How does a politics of the present inflect social transformations of caste, as well as the resistance to its inequities? What are the potentials and the perils to studying caste through global fields of power and comparison? How might we bridge institutional logics and disciplinary constraints in effecting novel forms of critique?
A Q&A session will follow the talk.
Speaker
Anupama Rao
Anupama Rao graduated with a B. A. from the University of Chicago, and a PhD from the Interdisciplinary Program in Anthropology and History at the University of Michigan. She is Director, Institute for Comparative Literature and Society, and outgoing Senior Editor, Comparative Studies in South Asia, Africa, and the Middle East, a position she held between 2012 and 2019.
She is completing a monograph entitled Ambedkar in America, and the forthcoming volume, The Cambridge Companion to Ambedkar. She has recently edited and introduced Memoirs of a Dalit Communist: The Many Worlds of R. B. More (2019). She has edited the 2018 reader Gender, Caste, and the Imagination of Equality (2018), a sequel to the well-known and much-circulated volume, Gender and Caste (2006). In addition to numerous essays, she is the author of The Caste Question, a work of social and intellectual history, which has received critical acclaim for transforming the field’s understanding of the relationship between caste and democracy, and for its contributions to political thought and history more broadly.

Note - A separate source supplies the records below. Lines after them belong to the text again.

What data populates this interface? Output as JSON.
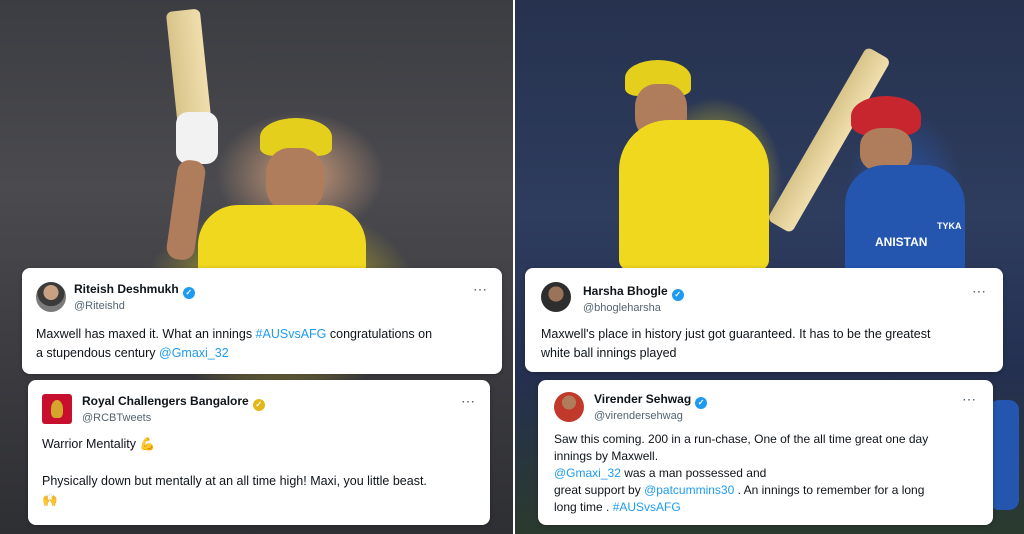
{
  "tweets": [
    {
      "name": "Riteish Deshmukh",
      "handle": "@Riteishd",
      "verified": "blue",
      "line1_a": "Maxwell has maxed it. What an innings ",
      "line1_tag": "#AUSvsAFG",
      "line1_b": "  congratulations on",
      "line2_a": "a stupendous century ",
      "line2_mention": "@Gmaxi_32"
    },
    {
      "name": "Royal Challengers Bangalore",
      "handle": "@RCBTweets",
      "verified": "gold",
      "line1": "Warrior Mentality 💪",
      "line2": "Physically down but mentally at an all time high! Maxi, you little beast.",
      "line3": "🙌"
    },
    {
      "name": "Harsha Bhogle",
      "handle": "@bhogleharsha",
      "verified": "blue",
      "line1": "Maxwell's place in history just got guaranteed. It has to be the greatest",
      "line2": "white ball innings played"
    },
    {
      "name": "Virender Sehwag",
      "handle": "@virendersehwag",
      "verified": "blue",
      "line1": "Saw this coming. 200 in a run-chase, One of the all time great one day",
      "line2": "innings  by Maxwell.",
      "line3_mention": "@Gmaxi_32",
      "line3_b": " was a man possessed and",
      "line4_a": "great support by ",
      "line4_mention": "@patcummins30",
      "line4_b": " . An innings to remember for a long",
      "line5_a": "long time . ",
      "line5_tag": "#AUSvsAFG"
    }
  ],
  "more_icon": "⋯",
  "photo_text": {
    "afg_jersey": "ANISTAN",
    "sponsor": "TYKA"
  }
}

Anupama directs the Ambedkar Initiative, which approaches B. R. Ambedkar as among the twentieth century’s most important democratic thinkers, and aims to resuscitate links, both implicit the explicit, between the world’s oldest and the world’s largest democracies through institutional and disciplinary histories of Ambedkar’s alma mater, Columbia University through engaged pedagogy and public outreach.